With reference to Figure 7 of the drawings, a multi-layer fabric item or product 62 is shown to include an upper fabric layer 64 having a sanded surface 66 and a smooth surface 68. A second piece of fabric 70 which, for example, is cotton or a cotton blend such as a cotton polyester blend is attached to the lower smooth surface 68 of fabric 64 by, for example, sewing 72, glue, welding, tacking, or the like.

An anti-bacterial, anti-microbial and/or anti-pathogenic agent may be added to the yarn and/or fabric. For example, an anti-bacterial agent may be added during the chemical treatment of the yarn and/or knitted fabric.

To make clean edges around the fabric, article, item, or the like, it is contemplated to use pinking, laser cutting, hot knives, sewing, stitching, coating, or the like.

The fabric may be woven, non-woven, flat woven, flocked, felt, pile fabric, brushed flat woven, needled on one side flat woven, stacked, strudel, or the like.

Preferably, the fabric is printable on at least one side.

The lower impervious layer or surface may be coated, extruded, knife coated, laminated, calendered, spray coated, foam coated, or the like.

In accordance with one embodiment of the invention, a non-woven polyester fabric has a thin polyolefin layer extruded on the lower surface thereof.

The fabric layer is preferably 100% polyester, but may alternatively be a polyester/cotton blend, nylon, corn fiber, or other fibers that are conducive to printing and are naturally hydrophilic or can be treated to render them hydrophilic. The fabric material is preferably a microdenier knitted fabric, but it may alternatively be an ordinary knitted fabric or a woven tufted or non-woven fabric.

The hydrophilic agents may be applied by spraying, foam coating, dye jetting, padding, applying during yarn formation, or included in the yarn formation. The fabric may also include a blend of hydrophilic and hydrophobic yarns.

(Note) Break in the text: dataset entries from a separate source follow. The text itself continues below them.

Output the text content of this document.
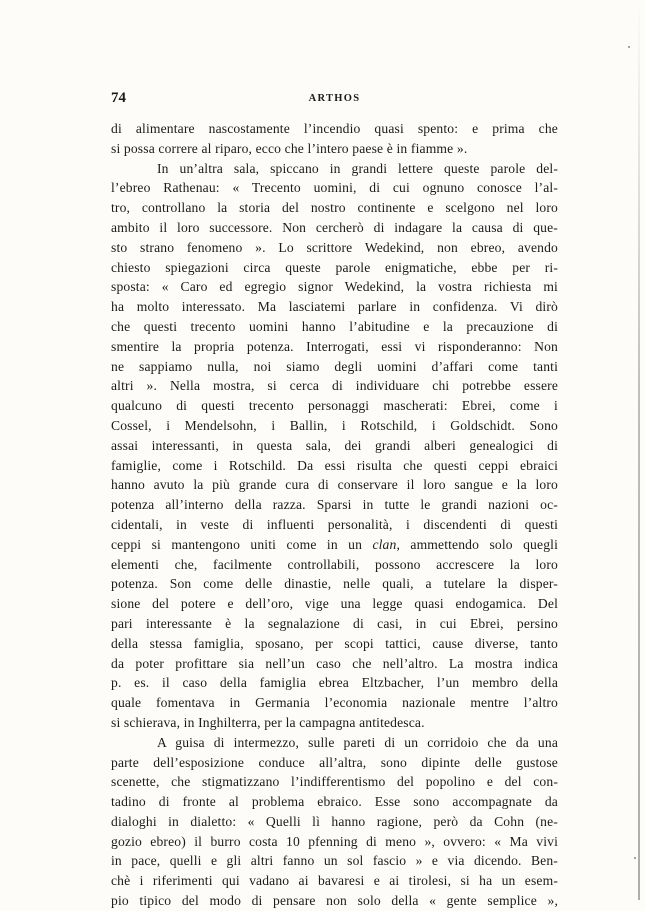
74	ARTHOS
di alimentare nascostamente l’incendio quasi spento: e prima che
si possa correre al riparo, ecco che l’intero paese è in fiamme ».
In un’altra sala, spiccano in grandi lettere queste parole del-
l’ebreo Rathenau: « Trecento uomini, di cui ognuno conosce l’al-
tro, controllano la storia del nostro continente e scelgono nel loro
ambito il loro successore. Non cercherò di indagare la causa di que-
sto strano fenomeno ». Lo scrittore Wedekind, non ebreo, avendo
chiesto spiegazioni circa queste parole enigmatiche, ebbe per ri-
sposta: « Caro ed egregio signor Wedekind, la vostra richiesta mi
ha molto interessato. Ma lasciatemi parlare in confidenza. Vi dirò
che questi trecento uomini hanno l’abitudine e la precauzione di
smentire la propria potenza. Interrogati, essi vi risponderanno: Non
ne sappiamo nulla, noi siamo degli uomini d’affari come tanti
altri ». Nella mostra, si cerca di individuare chi potrebbe essere
qualcuno di questi trecento personaggi mascherati: Ebrei, come i
Cossel, i Mendelsohn, i Ballin, i Rotschild, i Goldschidt. Sono
assai interessanti, in questa sala, dei grandi alberi genealogici di
famiglie, come i Rotschild. Da essi risulta che questi ceppi ebraici
hanno avuto la più grande cura di conservare il loro sangue e la loro
potenza all’interno della razza. Sparsi in tutte le grandi nazioni oc-
cidentali, in veste di influenti personalità, i discendenti di questi
ceppi si mantengono uniti come in un clan, ammettendo solo quegli
elementi che, facilmente controllabili, possono accrescere la loro
potenza. Son come delle dinastie, nelle quali, a tutelare la disper-
sione del potere e dell’oro, vige una legge quasi endogamica. Del
pari interessante è la segnalazione di casi, in cui Ebrei, persino
della stessa famiglia, sposano, per scopi tattici, cause diverse, tanto
da poter profittare sia nell’un caso che nell’altro. La mostra indica
p. es. il caso della famiglia ebrea Eltzbacher, l’un membro della
quale fomentava in Germania l’economia nazionale mentre l’altro
si schierava, in Inghilterra, per la campagna antitedesca.
A guisa di intermezzo, sulle pareti di un corridoio che da una
parte dell’esposizione conduce all’altra, sono dipinte delle gustose
scenette, che stigmatizzano l’indifferentismo del popolino e del con-
tadino di fronte al problema ebraico. Esse sono accompagnate da
dialoghi in dialetto: « Quelli lì hanno ragione, però da Cohn (ne-
gozio ebreo) il burro costa 10 pfenning di meno », ovvero: « Ma vivi
in pace, quelli e gli altri fanno un sol fascio » e via dicendo. Ben-
chè i riferimenti qui vadano ai bavaresi e ai tirolesi, si ha un esem-
pio tipico del modo di pensare non solo della « gente semplice »,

The fabric may be printed by various methods including heat transfer, digital printing (including ink-jet and electrostatic printing), screen printing or other methods, or the fabric or yarn may simply be dyed. The fabric may also include a dyed background color and then be transfer printed over the background color.

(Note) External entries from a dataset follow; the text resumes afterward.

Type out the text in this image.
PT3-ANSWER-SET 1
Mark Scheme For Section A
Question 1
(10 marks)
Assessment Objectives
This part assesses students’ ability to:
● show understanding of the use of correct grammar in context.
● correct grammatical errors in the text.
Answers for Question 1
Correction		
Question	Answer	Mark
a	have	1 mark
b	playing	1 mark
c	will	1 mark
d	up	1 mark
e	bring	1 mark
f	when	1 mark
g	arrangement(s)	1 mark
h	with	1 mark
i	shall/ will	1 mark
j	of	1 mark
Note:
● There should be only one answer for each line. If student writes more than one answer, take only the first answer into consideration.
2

The fabric item may consist of a single layer of material having an absorbent, hydrophilic upper surface and a lower surface that is substantially impervious to liquid.

The lower surface may be made substantially impervious to liquid in various different ways, including the following : by chemically treating the fabric back to render it impermeable ; by calendering the fabric back to render it impermeable; by the application of heat and/or pressure to render the fabric back impermeable, for example using a polypropylene low melt ground yarn; by laminate backing; by extrusion coat backing; by bonding, tacking, gluing, needling, laser cutting, melting or welding, ultrasonic welding or otherwise attaching an impermeable backing to the fabric layer.

In accordance with one embodiment, the absorbent, wicking, printable fabric or item of the present invention is used as an absorbent cleaning cloth, wipe, towel, or the like, which is preferably reusable, washable, and can have a company name or logo printed thereon. Also, it is contemplated that such cleaning cloths could be sold separately, in packs of 3 or more, or in rolls which are perforated to facilitate sequential removal of the cloths.

Those individuals skilled in the art will recognize and understand that many adaptations of the present invention other than those described herein are readily

apparent from or reasonably suggested by the present invention and the foregoing description thereof. As such, while the present invention is described herein in detail in relation to the preferred embodiment, it is to be understood that this disclosure is only illustrative and exemplary of the present invention, and that reasonable variations or modifications are possible within the spirit of the foregoing specification without departing from the scope of the invention. This disclosure is not intended or to be construed to limit the present invention or otherwise to exclude any other embodiments, adaptations, variations, modifications and equivalent arrangements, the present invention being limited only by the claims appended hereto and the equivalents thereof.